Commissioners are acting on behalf of us all - using public money to purchase services which are supposed to add to the quality of people's lives.  Connor was in the unit because the support which he and his family needed wasn't provided - local health and social care commissioners need to be asking why not and what help do they, as commissioners, need from people with learning difficulties and their families to enable better commissioning decisions?

I have three practical suggestions which might help to avoid the wrong lessons being learnt from this important report into such an unnecessary death:

1. Open up the commissioning of health and social care services for people with learning difficulties to self-advocacy groups and family members.  Don’t start with the services you already commission but with a blank sheet of paper to identify what kind of support would really make a difference.  Throughout the commissioning process, use the Open Contracting Principles – signed up to by the UK government – and adopt a policy of ‘affirmative disclosure’. 

2. Ask self-advocacy groups and family members to monitor services.  The idea of ‘lay assessors’ is not a new one and commissioners and providers should be placing people who use services and their families at the heart of monitoring how each service is doing.

3. Involve people with learning difficulties and family members in all the different stages of recruiting staff – from drawing up job descriptions and person specifications through to interviewing. As Carl Spaul saysattitude and values are key to making people feel empowered and valued” and people using services are very astute at identifying the attitudes and values which make for good quality care.

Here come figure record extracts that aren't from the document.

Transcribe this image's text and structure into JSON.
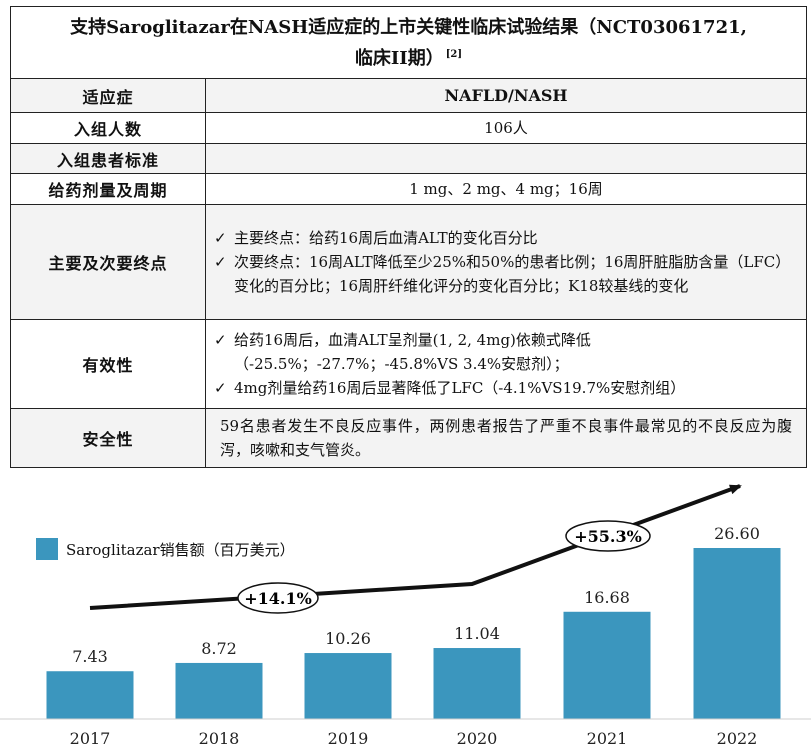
{
  "table": {
    "title_line1": "支持Saroglitazar在NASH适应症的上市关键性临床试验结果（NCT03061721,",
    "title_line2": "临床II期）",
    "title_ref": "[2]",
    "rows": [
      {
        "label": "适应症",
        "value": "NAFLD/NASH"
      },
      {
        "label": "入组人数",
        "value": "106人"
      },
      {
        "label": "入组患者标准",
        "value": ""
      },
      {
        "label": "给药剂量及周期",
        "value": "1 mg、2 mg、4 mg；16周"
      },
      {
        "label": "主要及次要终点",
        "items": [
          "主要终点：给药16周后血清ALT的变化百分比",
          "次要终点：16周ALT降低至少25%和50%的患者比例；16周肝脏脂肪含量（LFC）变化的百分比；16周肝纤维化评分的变化百分比；K18较基线的变化"
        ]
      },
      {
        "label": "有效性",
        "items": [
          " 给药16周后，血清ALT呈剂量(1, 2, 4mg)依赖式降低（-25.5%；-27.7%；-45.8%VS 3.4%安慰剂）；",
          "4mg剂量给药16周后显著降低了LFC（-4.1%VS19.7%安慰剂组）"
        ]
      },
      {
        "label": "安全性",
        "value": "59名患者发生不良反应事件，两例患者报告了严重不良事件最常见的不良反应为腹泻，咳嗽和支气管炎。"
      }
    ],
    "check_mark": "✓"
  },
  "chart_data": {
    "type": "bar",
    "categories": [
      "2017",
      "2018",
      "2019",
      "2020",
      "2021",
      "2022"
    ],
    "values": [
      7.43,
      8.72,
      10.26,
      11.04,
      16.68,
      26.6
    ],
    "value_labels": [
      "7.43",
      "8.72",
      "10.26",
      "11.04",
      "16.68",
      "26.60"
    ],
    "series": [
      {
        "name": "Saroglitazar销售额（百万美元）",
        "values": [
          7.43,
          8.72,
          10.26,
          11.04,
          16.68,
          26.6
        ]
      }
    ],
    "annotations": [
      "+14.1%",
      "+55.3%"
    ],
    "legend_position": "top-left",
    "bar_color": "#3b96be",
    "ylim": [
      0,
      26.6
    ]
  }
}
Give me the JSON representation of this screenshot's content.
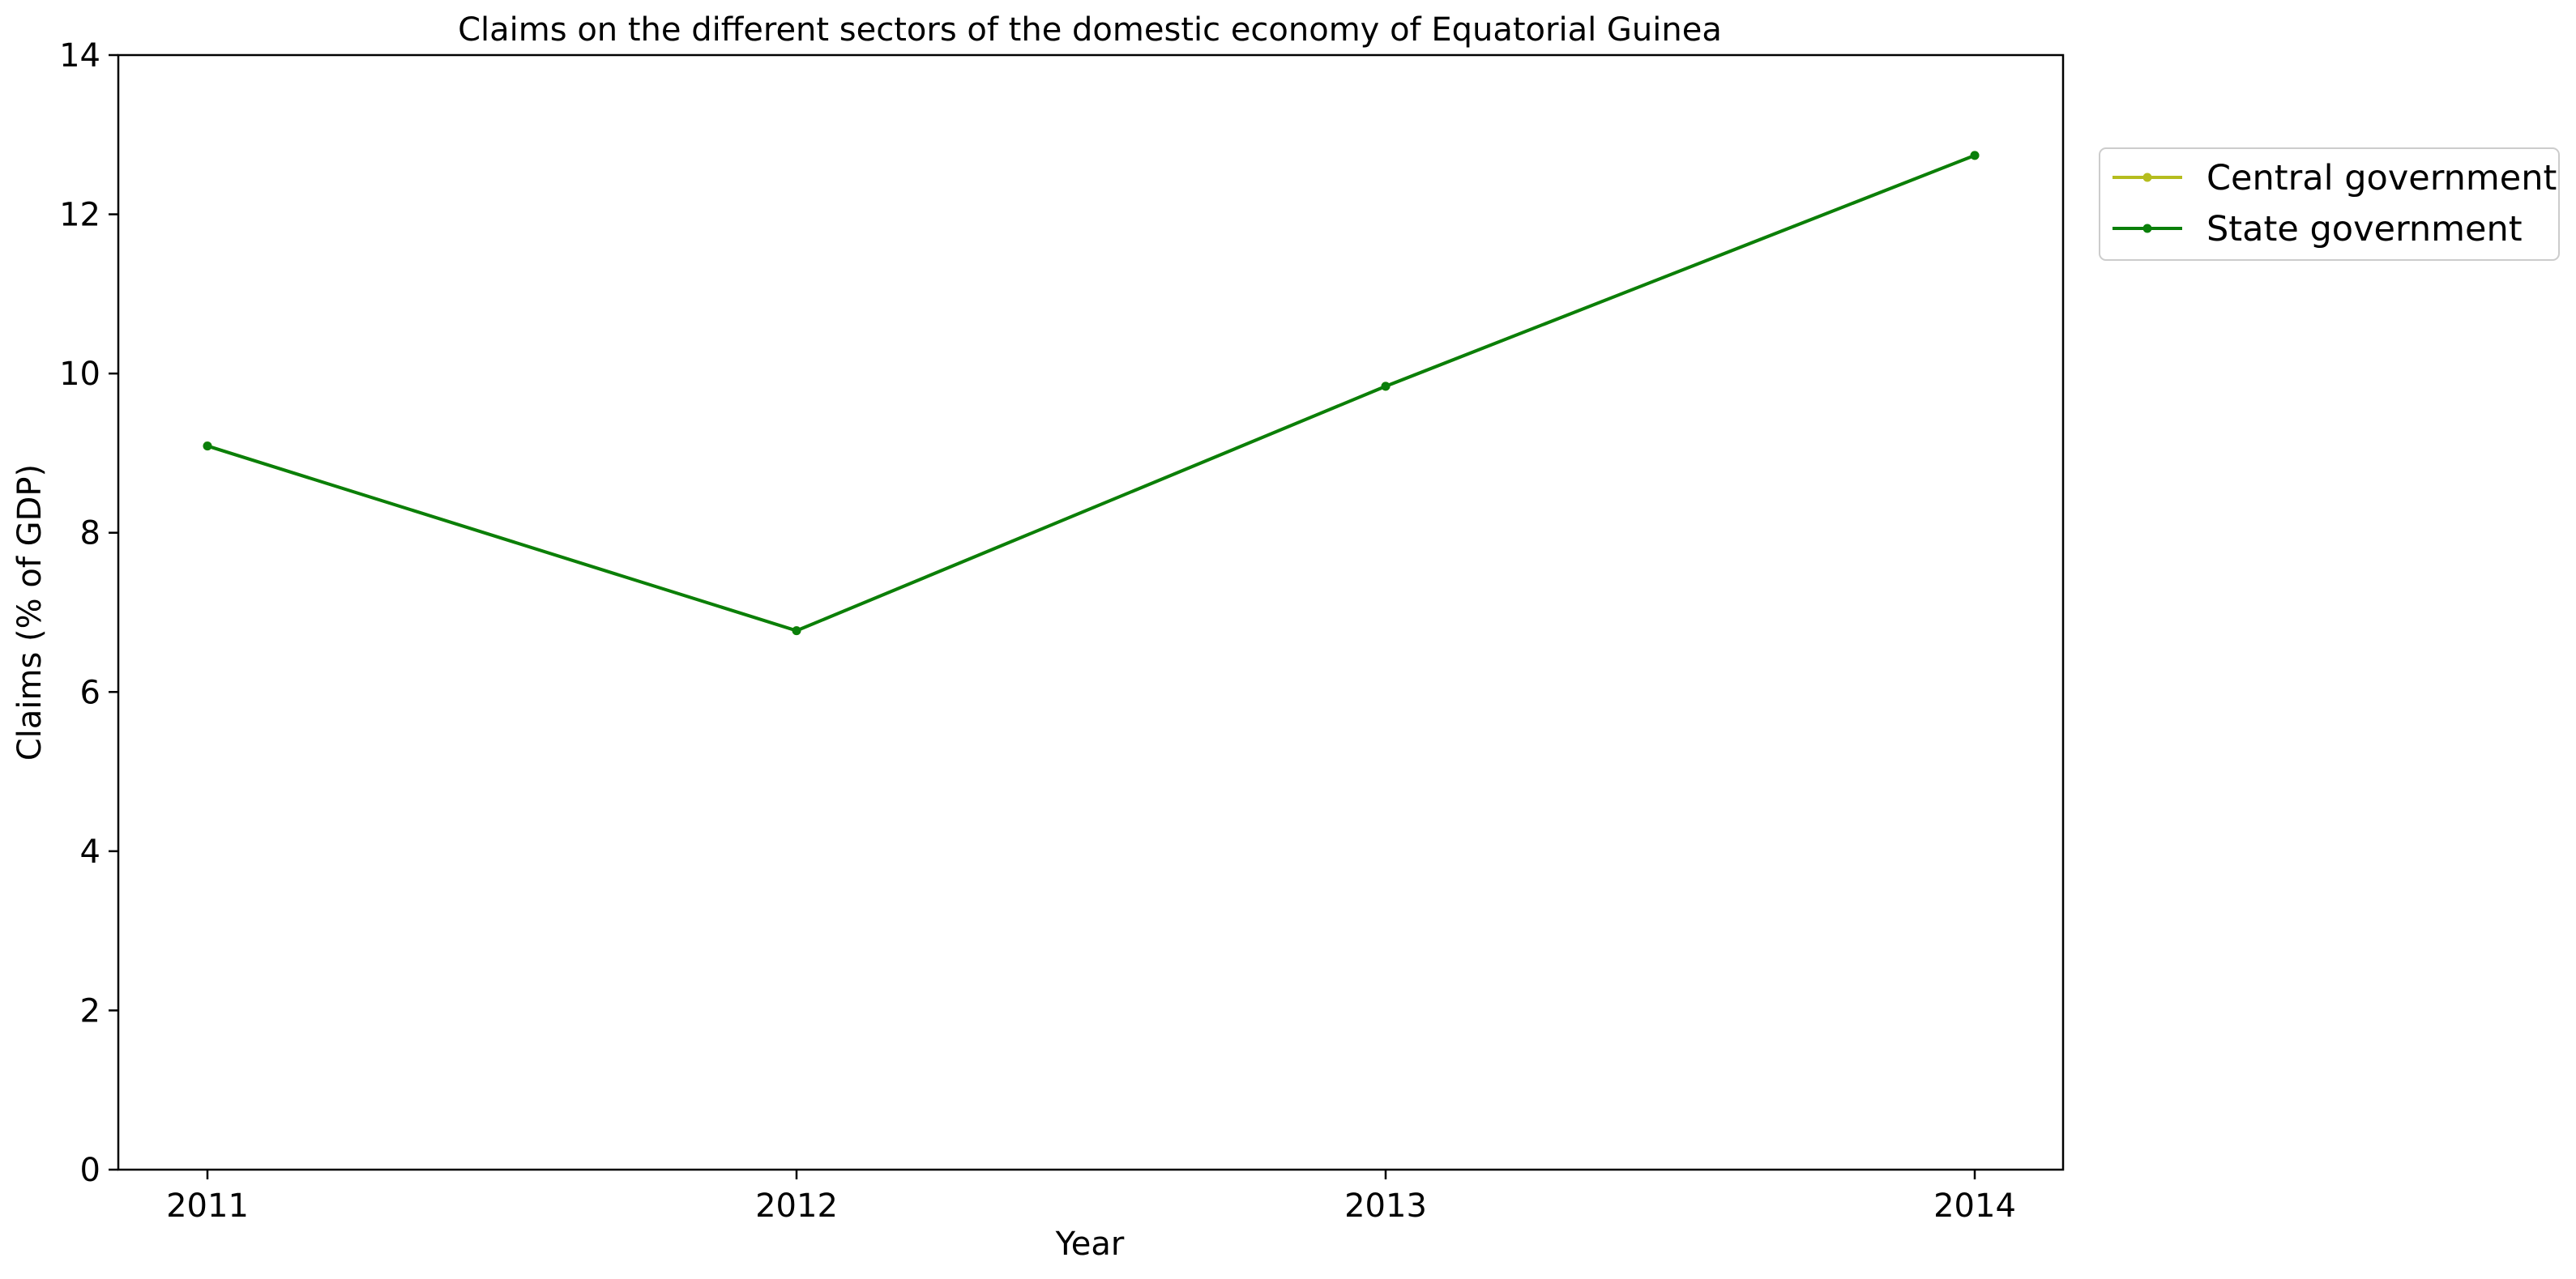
{
  "chart_data": {
    "type": "line",
    "title": "Claims on the different sectors of the domestic economy of Equatorial Guinea",
    "xlabel": "Year",
    "ylabel": "Claims (% of GDP)",
    "x": [
      "2011",
      "2012",
      "2013",
      "2014"
    ],
    "ylim": [
      0,
      14
    ],
    "yticks": [
      "0",
      "2",
      "4",
      "6",
      "8",
      "10",
      "12",
      "14"
    ],
    "grid": false,
    "legend_position": "outside-top-right",
    "series": [
      {
        "name": "Central government",
        "color": "#b5bd1e",
        "values": [
          9.09,
          6.77,
          9.84,
          12.74
        ]
      },
      {
        "name": "State government",
        "color": "#0a7f0a",
        "values": [
          9.09,
          6.77,
          9.84,
          12.74
        ]
      }
    ]
  }
}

All these three things have been done before.  Unfortunately, the experiences and the lessons learnt have not always been built upon and have sometimes been lost.  They need to be revisited. One example of involving people with learning difficulties in the commissioning process was when, in 1994, health and social care commissioners in the London Borough of Newham invited a local People First group to work in partnership with them to both commission and monitor services.  Four ‘speaking up’ groups were set up which over a period of two years influenced what services were commissioned and provided (People First, Newham Social Services, East London and The City Health Authority, 1996, Putting People First: On our way to do things better).

There are also a lot of lessons to be learnt from people with learning difficulties monitoring and evaluating services.  Again this has been done over the last 20 years, one early example being when People First evaluated services for people in long-stay hospital placements and in the community in the London Boroughs of Sutton and Haringey (People First, 1995, Outside but not Inside …yet! Leaving hospital and living in the community: an evaluation by people with learning difficulties). 

In the mid-1990s, the Joseph Rowntree Foundation recognised that more and more organisations were involving people with learning difficulties in recruiting staff and commissioned the Norah Fry Research Centre to explore the extent and benefits of this. 

It would be more useful to learn from, build on, and emulate these types of experiences than to write yet more policies and procedures about what services should be doing.  It is extremely distressing that the long history of inquiries into ‘preventable deaths’ and poor care tend to find the same thing again and again.  And even more distressing that the response is always, "We've learnt from this, we've put in place guidance/policies/procedures/changes".  The most important thing to learn from looking at the Connor Report and the many many others is that whatever we've 'learnt' hasn't been the right lesson. 

We also need to face up to a systemic failure to really value the lives, views and experiences of people with learning difficulties (and a tendency to devalue the knowledge, experience and role of parents and other family members) – which arguably amounts to institutional disablism.  Why don't those responsible for commissioning and managing such provision pay more attention to how people like Connor, and those who love him, are experiencing the service, and what is it adding to his life? This question raises issues not just for providers and commissioners but also for us as a society.